Screenshot:  Khamosh Pathak
Screenshot: Khamosh Pathak

And, there you have it; your automation is enabled.

That was just one example. Now that you know how to select a trigger and corresponding actions, here are some ideas for automations you should try. The steps for setting these up will be the same—the only difference will be the action part.

Also, when you’re on the last page of the Automation setup, remember to disable the Ask Before Running option. If you don’t do this, the automation won’t run automatically. To make it truly seamless, disable the Notify When Run option as well.

Create your own notifications

Screenshot:  Khamosh Pathak
Screenshot: Khamosh Pathak

Usually, notifications are pushed to us, and they can be quite annoying. But what if you could create notifications to help yourself? Perhaps a notification when the iPhone battery level drops to 40%, or a reminder to check for your keys as you’re about to leave home? Or, if you’re someone like me, a notification that says, “Please, for the love of god, go to bed” at 11 p.m. every night. Just an idea.

Choose any trigger point you want. Time of Day, Battery Level, Leave, depending on your needs. Then, choose the Show Notification action and customize the text. That’s it, you should see the notification when the trigger is, well, triggered.

Open Spotify (or any other music app) when you connect to a Bluetooth device

If you don’t use the Apple Music app, or if you always open your favorite podcast app when you connect your Bluetooth headphones, here’s a way to speed things up.
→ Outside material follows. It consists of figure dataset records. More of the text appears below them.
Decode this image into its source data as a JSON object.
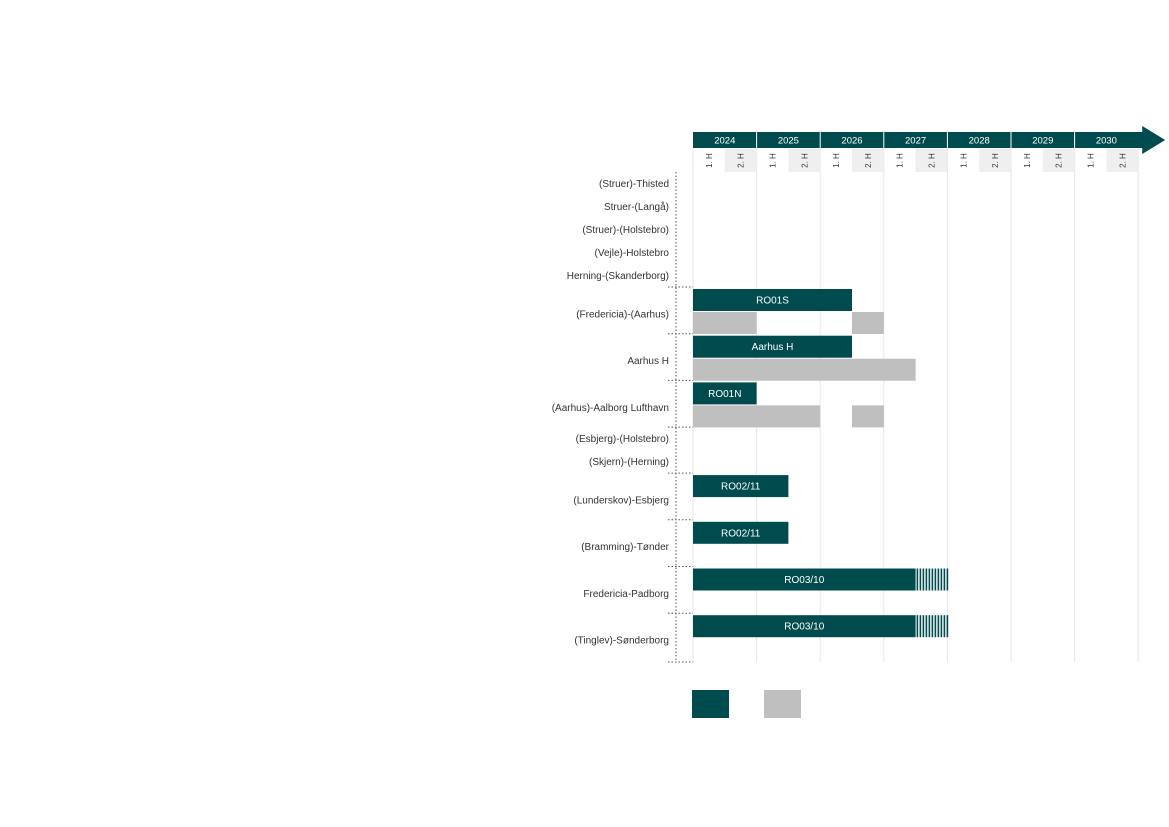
{
  "chart_data": {
    "type": "gantt",
    "title": "",
    "colors": {
      "primary": "#004b4e",
      "secondary": "#bfbfbf"
    },
    "years": [
      "2024",
      "2025",
      "2026",
      "2027",
      "2028",
      "2029",
      "2030"
    ],
    "halves": [
      "1. H",
      "2. H"
    ],
    "rows": [
      {
        "label": "(Struer)-Thisted",
        "bars": []
      },
      {
        "label": "Struer-(Langå)",
        "bars": []
      },
      {
        "label": "(Struer)-(Holstebro)",
        "bars": []
      },
      {
        "label": "(Vejle)-Holstebro",
        "bars": []
      },
      {
        "label": "Herning-(Skanderborg)",
        "bars": []
      },
      {
        "label": "(Fredericia)-(Aarhus)",
        "bars": [
          {
            "start": 2024.0,
            "end": 2026.5,
            "series": "primary",
            "label": "RO01S"
          },
          {
            "start": 2024.0,
            "end": 2025.0,
            "series": "secondary",
            "sub": 1
          },
          {
            "start": 2026.5,
            "end": 2027.0,
            "series": "secondary",
            "sub": 1
          }
        ]
      },
      {
        "label": "Aarhus H",
        "bars": [
          {
            "start": 2024.0,
            "end": 2026.5,
            "series": "primary",
            "label": "Aarhus H"
          },
          {
            "start": 2024.0,
            "end": 2027.5,
            "series": "secondary",
            "sub": 1
          }
        ]
      },
      {
        "label": "(Aarhus)-Aalborg Lufthavn",
        "bars": [
          {
            "start": 2024.0,
            "end": 2025.0,
            "series": "primary",
            "label": "RO01N"
          },
          {
            "start": 2024.0,
            "end": 2026.0,
            "series": "secondary",
            "sub": 1
          },
          {
            "start": 2026.5,
            "end": 2027.0,
            "series": "secondary",
            "sub": 1
          }
        ]
      },
      {
        "label": "(Esbjerg)-(Holstebro)",
        "bars": []
      },
      {
        "label": "(Skjern)-(Herning)",
        "bars": []
      },
      {
        "label": "(Lunderskov)-Esbjerg",
        "bars": [
          {
            "start": 2024.0,
            "end": 2025.5,
            "series": "primary",
            "label": "RO02/11"
          }
        ]
      },
      {
        "label": "(Bramming)-Tønder",
        "bars": [
          {
            "start": 2024.0,
            "end": 2025.5,
            "series": "primary",
            "label": "RO02/11"
          }
        ]
      },
      {
        "label": "Fredericia-Padborg",
        "bars": [
          {
            "start": 2024.0,
            "end": 2027.5,
            "series": "primary",
            "label": "RO03/10",
            "hatch_end": 2028.0
          }
        ]
      },
      {
        "label": "(Tinglev)-Sønderborg",
        "bars": [
          {
            "start": 2024.0,
            "end": 2027.5,
            "series": "primary",
            "label": "RO03/10",
            "hatch_end": 2028.0
          }
        ]
      }
    ],
    "legend": [
      {
        "series": "primary",
        "label": ""
      },
      {
        "series": "secondary",
        "label": ""
      }
    ]
  }
}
Choose Bluetooth as a trigger, and link your device. Choose Open App as the action, and tap App to select the app of choice. Boom! The next time you connect to that device, it will automatically open the selected app. If you want to open a particular Spotify playlist, use the Open Link option, and paste the playlist link.

Set a watch face, based on the time of day, location, or more

Set Watch Face is a great action you can use in multiple ways. You can assign it to the Time trigger to automatically switch to a minimal watch face at sunset, or you can set it to change to the Infograph watch face when you get to work. You can link it to a Focus as well.
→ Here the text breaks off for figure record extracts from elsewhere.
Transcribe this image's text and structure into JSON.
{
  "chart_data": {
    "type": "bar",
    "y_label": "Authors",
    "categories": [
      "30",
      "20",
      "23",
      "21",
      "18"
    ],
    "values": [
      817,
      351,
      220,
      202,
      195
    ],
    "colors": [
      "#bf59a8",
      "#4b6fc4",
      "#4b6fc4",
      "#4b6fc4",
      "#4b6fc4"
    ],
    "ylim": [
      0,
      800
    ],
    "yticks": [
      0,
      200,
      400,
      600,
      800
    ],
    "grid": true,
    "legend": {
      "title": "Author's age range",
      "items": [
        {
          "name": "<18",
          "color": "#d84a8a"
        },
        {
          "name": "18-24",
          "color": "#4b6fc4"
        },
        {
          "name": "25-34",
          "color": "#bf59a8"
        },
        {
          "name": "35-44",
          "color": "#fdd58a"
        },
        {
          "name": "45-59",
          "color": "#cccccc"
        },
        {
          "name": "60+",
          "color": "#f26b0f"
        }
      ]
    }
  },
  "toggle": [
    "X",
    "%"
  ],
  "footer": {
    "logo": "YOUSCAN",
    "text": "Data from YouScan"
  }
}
Get into low power mode whenever you want

By default, the iPhone prompts you to enable Low Power Mode when the battery hits 20%, and you have to choose whether to turn it on or stay the course. Instead, you can automatically enable Low Power Mode when the battery hits any percentage you want.

To do that, choose the Battery Level trigger, with the Equals % option set to the % you want. Use the Set Low Power Mode option, and make sure it’s set to On.
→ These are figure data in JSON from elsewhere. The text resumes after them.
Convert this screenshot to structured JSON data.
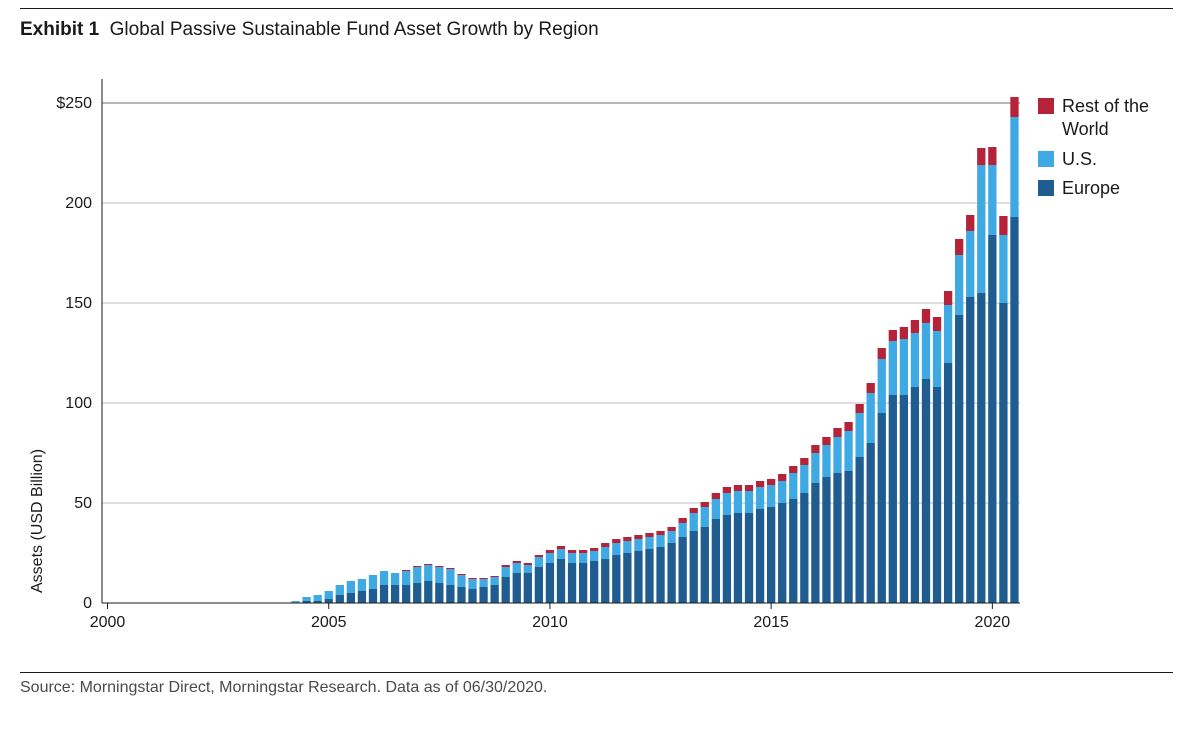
{
  "exhibit_label": "Exhibit 1",
  "exhibit_title": "Global Passive Sustainable Fund Asset Growth by Region",
  "source": "Source: Morningstar Direct, Morningstar Research. Data as of 06/30/2020.",
  "chart": {
    "type": "stacked-bar",
    "ylabel": "Assets (USD Billion)",
    "ylim": [
      0,
      260
    ],
    "ytick_values": [
      0,
      50,
      100,
      150,
      200,
      250
    ],
    "ytick_labels": [
      "0",
      "50",
      "100",
      "150",
      "200",
      "$250"
    ],
    "xtick_indices": [
      0,
      20,
      40,
      60,
      80
    ],
    "xtick_labels": [
      "2000",
      "2005",
      "2010",
      "2015",
      "2020"
    ],
    "axis_color": "#1a1a1a",
    "grid_color": "#bfbfbf",
    "top_grid_color": "#6e6e6e",
    "background_color": "#ffffff",
    "bar_gap_ratio": 0.25,
    "label_fontsize": 16,
    "tick_fontsize": 16,
    "series": [
      {
        "name": "Europe",
        "color": "#1f5d91"
      },
      {
        "name": "U.S.",
        "color": "#3fa9e3"
      },
      {
        "name": "Rest of the World",
        "color": "#b42337"
      }
    ],
    "legend_order": [
      "Rest of the World",
      "U.S.",
      "Europe"
    ],
    "data": [
      {
        "eu": 0,
        "us": 0,
        "row": 0
      },
      {
        "eu": 0,
        "us": 0,
        "row": 0
      },
      {
        "eu": 0,
        "us": 0,
        "row": 0
      },
      {
        "eu": 0,
        "us": 0,
        "row": 0
      },
      {
        "eu": 0,
        "us": 0,
        "row": 0
      },
      {
        "eu": 0,
        "us": 0,
        "row": 0
      },
      {
        "eu": 0,
        "us": 0,
        "row": 0
      },
      {
        "eu": 0,
        "us": 0,
        "row": 0
      },
      {
        "eu": 0,
        "us": 0,
        "row": 0
      },
      {
        "eu": 0,
        "us": 0,
        "row": 0
      },
      {
        "eu": 0,
        "us": 0,
        "row": 0
      },
      {
        "eu": 0,
        "us": 0,
        "row": 0
      },
      {
        "eu": 0,
        "us": 0,
        "row": 0
      },
      {
        "eu": 0,
        "us": 0,
        "row": 0
      },
      {
        "eu": 0,
        "us": 0,
        "row": 0
      },
      {
        "eu": 0,
        "us": 0,
        "row": 0
      },
      {
        "eu": 0,
        "us": 0,
        "row": 0
      },
      {
        "eu": 0,
        "us": 1,
        "row": 0
      },
      {
        "eu": 1,
        "us": 2,
        "row": 0
      },
      {
        "eu": 1,
        "us": 3,
        "row": 0
      },
      {
        "eu": 2,
        "us": 4,
        "row": 0
      },
      {
        "eu": 4,
        "us": 5,
        "row": 0
      },
      {
        "eu": 5,
        "us": 6,
        "row": 0
      },
      {
        "eu": 6,
        "us": 6,
        "row": 0
      },
      {
        "eu": 7,
        "us": 7,
        "row": 0
      },
      {
        "eu": 9,
        "us": 7,
        "row": 0
      },
      {
        "eu": 9,
        "us": 6,
        "row": 0
      },
      {
        "eu": 9,
        "us": 7,
        "row": 0.5
      },
      {
        "eu": 10,
        "us": 8,
        "row": 0.5
      },
      {
        "eu": 11,
        "us": 8,
        "row": 0.5
      },
      {
        "eu": 10,
        "us": 8,
        "row": 0.5
      },
      {
        "eu": 9,
        "us": 8,
        "row": 0.5
      },
      {
        "eu": 8,
        "us": 6,
        "row": 0.5
      },
      {
        "eu": 7,
        "us": 5,
        "row": 0.5
      },
      {
        "eu": 8,
        "us": 4,
        "row": 0.5
      },
      {
        "eu": 9,
        "us": 4,
        "row": 0.5
      },
      {
        "eu": 13,
        "us": 5,
        "row": 1
      },
      {
        "eu": 15,
        "us": 5,
        "row": 1
      },
      {
        "eu": 15,
        "us": 4,
        "row": 1
      },
      {
        "eu": 18,
        "us": 5,
        "row": 1
      },
      {
        "eu": 20,
        "us": 5,
        "row": 1.5
      },
      {
        "eu": 22,
        "us": 5,
        "row": 1.5
      },
      {
        "eu": 20,
        "us": 5,
        "row": 1.5
      },
      {
        "eu": 20,
        "us": 5,
        "row": 1.5
      },
      {
        "eu": 21,
        "us": 5,
        "row": 1.5
      },
      {
        "eu": 22,
        "us": 6,
        "row": 2
      },
      {
        "eu": 24,
        "us": 6,
        "row": 2
      },
      {
        "eu": 25,
        "us": 6,
        "row": 2
      },
      {
        "eu": 26,
        "us": 6,
        "row": 2
      },
      {
        "eu": 27,
        "us": 6,
        "row": 2
      },
      {
        "eu": 28,
        "us": 6,
        "row": 2
      },
      {
        "eu": 30,
        "us": 6,
        "row": 2
      },
      {
        "eu": 33,
        "us": 7,
        "row": 2.5
      },
      {
        "eu": 36,
        "us": 9,
        "row": 2.5
      },
      {
        "eu": 38,
        "us": 10,
        "row": 2.5
      },
      {
        "eu": 42,
        "us": 10,
        "row": 3
      },
      {
        "eu": 44,
        "us": 11,
        "row": 3
      },
      {
        "eu": 45,
        "us": 11,
        "row": 3
      },
      {
        "eu": 45,
        "us": 11,
        "row": 3
      },
      {
        "eu": 47,
        "us": 11,
        "row": 3
      },
      {
        "eu": 48,
        "us": 11,
        "row": 3
      },
      {
        "eu": 50,
        "us": 11,
        "row": 3.5
      },
      {
        "eu": 52,
        "us": 13,
        "row": 3.5
      },
      {
        "eu": 55,
        "us": 14,
        "row": 3.5
      },
      {
        "eu": 60,
        "us": 15,
        "row": 4
      },
      {
        "eu": 63,
        "us": 16,
        "row": 4
      },
      {
        "eu": 65,
        "us": 18,
        "row": 4.5
      },
      {
        "eu": 66,
        "us": 20,
        "row": 4.5
      },
      {
        "eu": 73,
        "us": 22,
        "row": 4.5
      },
      {
        "eu": 80,
        "us": 25,
        "row": 5
      },
      {
        "eu": 95,
        "us": 27,
        "row": 5.5
      },
      {
        "eu": 104,
        "us": 27,
        "row": 5.5
      },
      {
        "eu": 104,
        "us": 28,
        "row": 6
      },
      {
        "eu": 108,
        "us": 27,
        "row": 6.5
      },
      {
        "eu": 112,
        "us": 28,
        "row": 7
      },
      {
        "eu": 108,
        "us": 28,
        "row": 7
      },
      {
        "eu": 120,
        "us": 29,
        "row": 7
      },
      {
        "eu": 144,
        "us": 30,
        "row": 8
      },
      {
        "eu": 153,
        "us": 33,
        "row": 8
      },
      {
        "eu": 155,
        "us": 64,
        "row": 8.5
      },
      {
        "eu": 184,
        "us": 35,
        "row": 9
      },
      {
        "eu": 150,
        "us": 34,
        "row": 9.5
      },
      {
        "eu": 193,
        "us": 50,
        "row": 10
      }
    ]
  }
}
Automatically send a text message when you reach a location

The Messages app is deeply linked with the Shortcuts app, so you can create an automation that can automatically send a pre-determined message. This can be done when you enable a Focus mode, or when you leave or reach an area.

A common use case is to text a family member that you have left work, or that you’re in the car. Choose the Leave or Arrive trigger (or the Bluetooth trigger if you want to send it any time you’re driving). Then, choose the Send Message action, and customize the Message and the Recipients part.

Actually turn off wifi, cellular, and Bluetooth, whenever you want

We’ve already covered how your iPhone doesn’t actually turn off wifi, cellular, or Bluetooth when you use the Control Center. It merely disables them until 5 a.m. the next morning. Creating a shortcut to actually disable them is a good idea.

Plus, you can automate this either by using your Sleep focus as a trigger, or by linking it to Low Power Mode or a custom Battery Level. This can really help you conserve your battery life.

After choosing the trigger, use the Set Bluetooth, Set Wi-Fi, and Set Cellular Data options, and switch them Off.